Enterprise software giant Oracle reported mixed fiscal first-quarter results after markets closed Monday. The company beat the consensus earnings estimate but missed on revenue. The stock traded down more than 3.5% in Tuesday’s premarket. Oracle continues to battle for customers in the cloud computing space with Amazon and Microsoft.
This will be our only preview story for this week. We have picked out three from a short list of firms reporting this week.
China-based solar technology company JinkoSolar Holding Co. Ltd. (NYSE: JKS) reports second-quarter fiscal 2021 results before markets open Wednesday. Following a spike last October that tripled the share price, JinkoSolar has given back more than half that to post a gain of around 128% for the past 12 months. For the year to date, the stock price is down about 22%. As bad as that sounds, the stock has cut its share price decline in half since mid-August. Going forward, the company is expected to benefit from tighter restrictions on imports because it also has a production facility in Florida that will not be subject to the restrictions.
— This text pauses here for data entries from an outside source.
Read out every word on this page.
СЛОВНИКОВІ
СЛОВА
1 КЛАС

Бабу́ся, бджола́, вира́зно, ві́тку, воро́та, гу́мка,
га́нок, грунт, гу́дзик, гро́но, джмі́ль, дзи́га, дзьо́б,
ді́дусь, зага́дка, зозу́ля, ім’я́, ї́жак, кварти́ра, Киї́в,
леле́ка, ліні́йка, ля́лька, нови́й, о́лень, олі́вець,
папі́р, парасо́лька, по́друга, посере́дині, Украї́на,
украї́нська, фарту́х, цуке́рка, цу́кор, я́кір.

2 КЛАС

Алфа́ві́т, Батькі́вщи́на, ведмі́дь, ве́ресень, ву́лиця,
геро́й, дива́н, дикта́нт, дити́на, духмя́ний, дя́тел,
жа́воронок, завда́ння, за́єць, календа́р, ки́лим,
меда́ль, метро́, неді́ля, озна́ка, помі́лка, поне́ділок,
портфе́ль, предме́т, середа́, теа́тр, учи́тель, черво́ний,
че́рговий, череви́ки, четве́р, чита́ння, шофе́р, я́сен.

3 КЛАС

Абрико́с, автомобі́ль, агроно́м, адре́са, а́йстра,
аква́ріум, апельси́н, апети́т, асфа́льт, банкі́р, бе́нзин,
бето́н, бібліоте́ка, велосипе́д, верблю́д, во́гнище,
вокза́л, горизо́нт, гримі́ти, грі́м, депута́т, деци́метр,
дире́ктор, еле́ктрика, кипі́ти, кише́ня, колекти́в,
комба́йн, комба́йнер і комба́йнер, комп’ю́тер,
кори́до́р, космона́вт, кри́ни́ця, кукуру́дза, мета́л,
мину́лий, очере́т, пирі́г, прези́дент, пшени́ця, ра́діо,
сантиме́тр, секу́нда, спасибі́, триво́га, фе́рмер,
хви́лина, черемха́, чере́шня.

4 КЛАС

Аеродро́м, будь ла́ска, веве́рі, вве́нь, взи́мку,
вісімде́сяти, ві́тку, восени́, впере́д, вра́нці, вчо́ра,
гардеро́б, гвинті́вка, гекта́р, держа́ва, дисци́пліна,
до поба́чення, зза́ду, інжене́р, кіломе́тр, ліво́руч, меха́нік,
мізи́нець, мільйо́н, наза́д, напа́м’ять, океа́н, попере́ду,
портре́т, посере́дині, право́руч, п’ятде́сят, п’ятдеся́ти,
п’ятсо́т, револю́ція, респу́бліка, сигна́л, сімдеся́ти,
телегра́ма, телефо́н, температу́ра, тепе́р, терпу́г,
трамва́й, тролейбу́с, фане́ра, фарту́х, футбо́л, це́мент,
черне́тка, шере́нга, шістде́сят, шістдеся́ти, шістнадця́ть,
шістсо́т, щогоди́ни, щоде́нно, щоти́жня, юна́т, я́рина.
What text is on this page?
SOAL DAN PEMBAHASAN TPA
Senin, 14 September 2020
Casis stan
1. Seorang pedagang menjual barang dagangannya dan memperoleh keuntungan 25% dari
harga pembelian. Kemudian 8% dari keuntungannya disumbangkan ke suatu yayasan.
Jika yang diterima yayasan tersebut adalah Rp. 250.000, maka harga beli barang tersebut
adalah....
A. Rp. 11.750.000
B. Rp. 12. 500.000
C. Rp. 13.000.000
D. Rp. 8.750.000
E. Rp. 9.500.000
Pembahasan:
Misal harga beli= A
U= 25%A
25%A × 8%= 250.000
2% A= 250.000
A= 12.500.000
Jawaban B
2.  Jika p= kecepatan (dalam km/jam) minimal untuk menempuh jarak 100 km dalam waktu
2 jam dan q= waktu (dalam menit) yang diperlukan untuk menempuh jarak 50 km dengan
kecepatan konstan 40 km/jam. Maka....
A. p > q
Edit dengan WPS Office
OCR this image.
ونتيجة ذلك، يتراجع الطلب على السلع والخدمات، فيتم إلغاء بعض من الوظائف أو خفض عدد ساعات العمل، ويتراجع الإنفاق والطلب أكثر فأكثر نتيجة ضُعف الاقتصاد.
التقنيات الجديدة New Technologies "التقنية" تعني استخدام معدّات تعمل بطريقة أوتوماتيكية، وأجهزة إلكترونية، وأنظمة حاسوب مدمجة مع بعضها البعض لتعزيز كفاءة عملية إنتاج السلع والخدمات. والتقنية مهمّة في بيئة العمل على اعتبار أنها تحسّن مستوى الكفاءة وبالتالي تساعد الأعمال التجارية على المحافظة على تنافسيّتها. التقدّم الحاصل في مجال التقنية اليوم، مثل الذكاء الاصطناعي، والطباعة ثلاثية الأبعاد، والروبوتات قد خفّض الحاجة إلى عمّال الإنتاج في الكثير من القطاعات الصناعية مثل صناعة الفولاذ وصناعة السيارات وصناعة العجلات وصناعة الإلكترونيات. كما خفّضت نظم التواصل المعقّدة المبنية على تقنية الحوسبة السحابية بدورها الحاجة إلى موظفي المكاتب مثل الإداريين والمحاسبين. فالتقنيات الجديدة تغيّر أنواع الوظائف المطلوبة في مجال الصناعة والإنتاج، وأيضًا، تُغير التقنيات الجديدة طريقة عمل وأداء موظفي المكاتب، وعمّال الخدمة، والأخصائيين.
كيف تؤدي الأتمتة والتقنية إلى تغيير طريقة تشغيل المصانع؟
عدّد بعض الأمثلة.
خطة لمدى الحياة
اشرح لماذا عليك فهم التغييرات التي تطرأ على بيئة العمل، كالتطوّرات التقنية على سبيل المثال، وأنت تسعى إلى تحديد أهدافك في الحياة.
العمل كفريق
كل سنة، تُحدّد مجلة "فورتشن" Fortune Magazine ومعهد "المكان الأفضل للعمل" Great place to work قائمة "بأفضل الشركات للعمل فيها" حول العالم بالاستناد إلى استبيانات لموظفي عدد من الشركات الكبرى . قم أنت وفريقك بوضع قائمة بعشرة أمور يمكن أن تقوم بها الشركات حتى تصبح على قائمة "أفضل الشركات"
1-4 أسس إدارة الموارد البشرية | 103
Only seven analysts cover the stock, and four of those have rated the shares at Hold. Another two rate the stock a Strong Buy, and one has a Strong Sell rating. At a recent price of around $47.90, the stock has passed its median price target of $41. At the high price target of $61, the implied gain on the stock is about 23%.
Analysts have forecast second-quarter revenue of $1.2 billion, which would be down about 1.1% sequentially and flat year over year. JinkoSolar is expected to post an adjusted loss per share of $0.16, down from earnings per share (EPS) of $0.15 in the first quarter and $1.20 in the second quarter of 2020. For the full year, EPS is forecast at $2.50, a decline of nearly 24% on revenue of $6.25 billion, up 16% year over year.
The stock trades at 19.3 times expected 2021 EPS, 12.4 times estimated 2022 earnings and 10.3 times estimated 2023 earnings. The stock’s 52-week trading range is $22.46 to $90.20. JinkoSolar does not pay a dividend.
Barbecue grill maker Weber Inc. (NYSE: WEBR) held its initial public offering in early August, selling about half as many shares as it had hoped at a price lower than its expected offering range. After a first-day jump of nearly 20%, the stock currently trades down about 10% from its first day’s closing price and less than a dollar more than its IPO price. The company is reporting results for its third quarter (ended in June) of fiscal 2021 before markets open on Wednesday.